Jessica Stephens, a sports scientist at the ACT Academy of Sport, has a special interest in recovery modalities. While working as a PhD student at the Australian Institute of Sport, she and her colleagues compared the compression profile of off-the-shelf compression garments and how it changed with body posture.
“We looked at the compression profile of a recommended-size garment, plus a garment either below or above the recommended size,” she explained.
“We found that the recommended-size garment didn’t always have the most optimal pressure profile for a particular athlete, if you’re looking at what a compression garment is meant to do, which is to provide sequential compression based from the extremities back into the centre of the body.”
Put to the test
Cape Bionics recently launched a PhD program with the Queensland University of Technology and Queensland Academy of Sport to investigate the benefits of its garments on elite athletes.
The company has also performed ultrasound readings to examine increased blood flow generated by its garments, as well as reduced muscle oscillation for injury recovery.
“Almost all of our garments are used for recovery,” said Waldie.
“Initially, we assumed that athletes would wear these garments during the games, because that’s where I thought you would wish to have peak performance. But, in order to have the highest performance over a season, you need to have very strong recovery protocols.”
Ian McKeown is Director of McKeown Performance and an advisor to Cape Bionics. He completed his PhD in strength and conditioning at the Australian Institute of Sport and became aware of Cape Bionics’ products while working as the Head of High Performance at Port Adelaide Football Club.
“The logic behind what Cape Bionics was doing just made so much sense to me,” he said.
“While I was working with Port Adelaide, I’d have to try to work out what size compression garment each player needed for recovery, and if I wasn’t guessing, they were guessing.
“We place so much importance on recovery after a game and there is a lot of rigour behind the protocols, but it’s a house of cards if you’re basing it on something that doesn’t fit correctly and that isn’t fit for purpose. You can upgrade your recovery protocols exponentially when it’s not down to chance.”
McKeown added that the custom-made nature of Cape Bionics garments can also have a powerful effect on athletes.
“There’s a belief effect in recovery science,” he said.

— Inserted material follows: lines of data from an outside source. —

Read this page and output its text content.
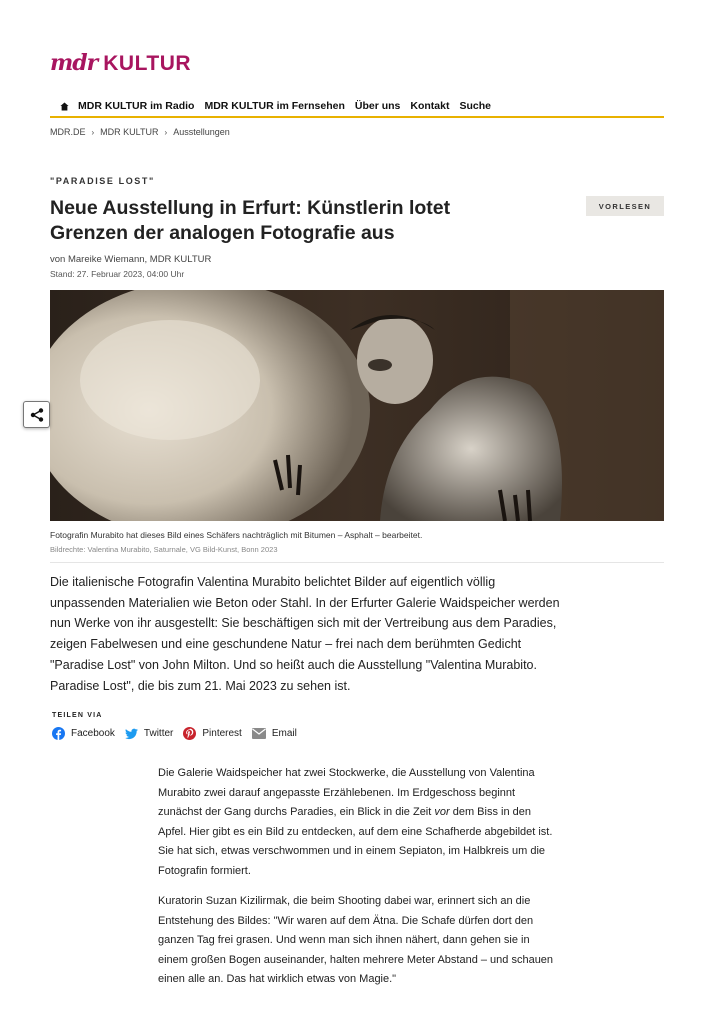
mdr KULTUR
MDR KULTUR im Radio MDR KULTUR im Fernsehen Über uns Kontakt Suche
MDR.DE › MDR KULTUR › Ausstellungen
"PARADISE LOST"
Neue Ausstellung in Erfurt: Künstlerin lotet Grenzen der analogen Fotografie aus
VORLESEN
von Mareike Wiemann, MDR KULTUR
Stand: 27. Februar 2023, 04:00 Uhr
Fotografin Murabito hat dieses Bild eines Schäfers nachträglich mit Bitumen – Asphalt – bearbeitet.
Bildrechte: Valentina Murabito, Saturnale, VG Bild-Kunst, Bonn 2023

Die italienische Fotografin Valentina Murabito belichtet Bilder auf eigentlich völlig unpassenden Materialien wie Beton oder Stahl. In der Erfurter Galerie Waidspeicher werden nun Werke von ihr ausgestellt: Sie beschäftigen sich mit der Vertreibung aus dem Paradies, zeigen Fabelwesen und eine geschundene Natur – frei nach dem berühmten Gedicht "Paradise Lost" von John Milton. Und so heißt auch die Ausstellung "Valentina Murabito. Paradise Lost", die bis zum 21. Mai 2023 zu sehen ist.

TEILEN VIA
Facebook	Twitter	Pinterest	Email

Die Galerie Waidspeicher hat zwei Stockwerke, die Ausstellung von Valentina Murabito zwei darauf angepasste Erzählebenen. Im Erdgeschoss beginnt zunächst der Gang durchs Paradies, ein Blick in die Zeit vor dem Biss in den Apfel. Hier gibt es ein Bild zu entdecken, auf dem eine Schafherde abgebildet ist. Sie hat sich, etwas verschwommen und in einem Sepiaton, im Halbkreis um die Fotografin formiert.

Kuratorin Suzan Kizilirmak, die beim Shooting dabei war, erinnert sich an die Entstehung des Bildes: "Wir waren auf dem Ätna. Die Schafe dürfen dort den ganzen Tag frei grasen. Und wenn man sich ihnen nähert, dann gehen sie in einem großen Bogen auseinander, halten mehrere Meter Abstand – und schauen einen alle an. Das hat wirklich etwas von Magie."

“If an athlete gets a computer scan of their body to create a recovery garment that’s fitted perfectly to them, that special attention can improve the efficacy of the recovery protocols.”
Cape Bionics employs a team of 12 people in Melbourne and has recently expanded its operations to the US. While its current scanning technology generally scans athletes in their training rooms, the company is developing an iPhone solution that will allow athletes to scan themselves.
“That’s when the business can really scale, because we can start to support huge numbers of athletes,” said Waldie.
“Whether they’re scanned by us or self-scanned by a team member, or scanned by themselves at home using their phone, AutoTailor can ingest it and produce the pattern.”
Cape Bionics currently works with sporting codes including football, baseball, basketball and soccer in Australia and the US.
It is also exploring opportunities in the medical field with compression garments to treat conditions such as lymphedema and lipedema. Its products may also be suitable for the treatment of burns, as its scanning technology eliminates the need to touch the body in order to measure it.
“There are also pilots trialling calf sleeves from our travel compression regime, and they’re finding significant benefits over traditional compression socks,” said Waldie.
“There are many potential applications, but we need to be strategic in how we apply the technology, and we need to grow the business on a solid foundation.”